Here Come the Bells

Oxford carrilon under bells

Oxford carrilon under bells by Cindy Funk, on Flickr

It’s spring, 1997. The bell tower at the Carrillon is always nicest this time of year; not only are the hills surrounding this 150-foot tall, 57-belled tower on the southern edge of the city particularly flowing and green and the breeze off of the river particularly sweet (when not after a rain, of course), it’s also among the most beautiful views in town. The museum itself has the air of a place trying to be stuck in time, the last bastion of a city whose memories of Wright Brothers and Dunbars and NCRs are still very fresh and very dear. But the hill itself, with that tower hovering above in the closest thing we have to a Washingtonian monument, is the place where the youngest of lovers go.  At the foot of this hill where the bell-tower rings out for life and love and lust every hour on the hour, this place really belongs to us, the brashest, the exhibitionists trying to shake up the calm of this town full of cars and wide-open roads and rolling hills.

It’s spring, 1997. I’ve been dating this girl now for about three weeks, so we’re still in the mode of finding as many different places to hook up as possible.

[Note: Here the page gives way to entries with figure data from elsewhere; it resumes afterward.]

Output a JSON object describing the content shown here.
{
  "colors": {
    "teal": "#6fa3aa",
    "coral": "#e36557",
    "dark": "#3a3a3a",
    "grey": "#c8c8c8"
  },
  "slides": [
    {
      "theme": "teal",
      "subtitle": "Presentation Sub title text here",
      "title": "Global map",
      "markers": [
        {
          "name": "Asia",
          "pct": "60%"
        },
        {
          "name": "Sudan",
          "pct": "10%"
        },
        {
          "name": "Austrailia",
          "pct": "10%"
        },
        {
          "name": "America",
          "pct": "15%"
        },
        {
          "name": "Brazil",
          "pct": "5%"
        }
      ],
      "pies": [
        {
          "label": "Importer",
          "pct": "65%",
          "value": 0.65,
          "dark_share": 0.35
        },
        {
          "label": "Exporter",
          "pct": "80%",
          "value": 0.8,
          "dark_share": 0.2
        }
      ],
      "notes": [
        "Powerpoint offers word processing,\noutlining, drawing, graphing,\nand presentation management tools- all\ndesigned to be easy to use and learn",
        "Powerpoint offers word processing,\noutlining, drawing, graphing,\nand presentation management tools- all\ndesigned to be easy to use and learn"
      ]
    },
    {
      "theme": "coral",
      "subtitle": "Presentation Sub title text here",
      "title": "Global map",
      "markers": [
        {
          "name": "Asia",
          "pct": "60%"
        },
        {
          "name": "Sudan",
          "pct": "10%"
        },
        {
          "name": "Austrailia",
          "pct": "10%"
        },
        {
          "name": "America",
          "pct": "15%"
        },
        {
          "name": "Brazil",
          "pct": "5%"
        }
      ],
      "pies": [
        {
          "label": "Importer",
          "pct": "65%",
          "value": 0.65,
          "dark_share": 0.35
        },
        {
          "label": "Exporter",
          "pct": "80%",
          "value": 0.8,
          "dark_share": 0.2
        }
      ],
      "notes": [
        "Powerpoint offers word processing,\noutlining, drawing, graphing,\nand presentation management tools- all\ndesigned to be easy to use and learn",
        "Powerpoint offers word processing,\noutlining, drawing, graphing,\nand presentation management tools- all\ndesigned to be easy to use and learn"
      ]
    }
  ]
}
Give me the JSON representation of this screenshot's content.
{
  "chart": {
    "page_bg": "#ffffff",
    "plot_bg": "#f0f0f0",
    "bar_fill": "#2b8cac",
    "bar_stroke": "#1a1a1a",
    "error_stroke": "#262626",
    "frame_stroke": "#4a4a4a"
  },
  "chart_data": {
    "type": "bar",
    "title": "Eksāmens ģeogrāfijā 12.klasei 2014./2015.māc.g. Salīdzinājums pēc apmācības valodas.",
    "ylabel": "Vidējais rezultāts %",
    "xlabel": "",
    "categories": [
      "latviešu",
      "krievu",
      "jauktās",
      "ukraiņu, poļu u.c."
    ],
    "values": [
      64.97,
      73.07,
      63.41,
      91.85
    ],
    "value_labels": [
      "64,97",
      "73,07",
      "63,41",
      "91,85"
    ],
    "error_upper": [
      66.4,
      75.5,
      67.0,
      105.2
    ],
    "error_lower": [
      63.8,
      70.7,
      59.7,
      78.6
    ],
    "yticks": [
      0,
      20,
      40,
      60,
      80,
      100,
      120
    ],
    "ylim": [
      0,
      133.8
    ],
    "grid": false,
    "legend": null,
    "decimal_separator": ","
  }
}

It’s mid-afternoon, and the bells have just rung a Bach tune. The wind blows. We kiss. An older couple–he’s about thirty, she’s about twenty-two, so old for us– walks by. He grins at me, rasises his fist in the air.

“Yeah, man! Do it! I remember that spot. Good spot, good spot. Get it done!”

It’s spring, 1997. The bells ring a Bach tune, and I’m too young to know that just where I am, right now, so many others–the exhibitionists, the lovers, the Dautonians still home and not sure where they want to go–will do just what I am doing now for years to come. The bells ring on.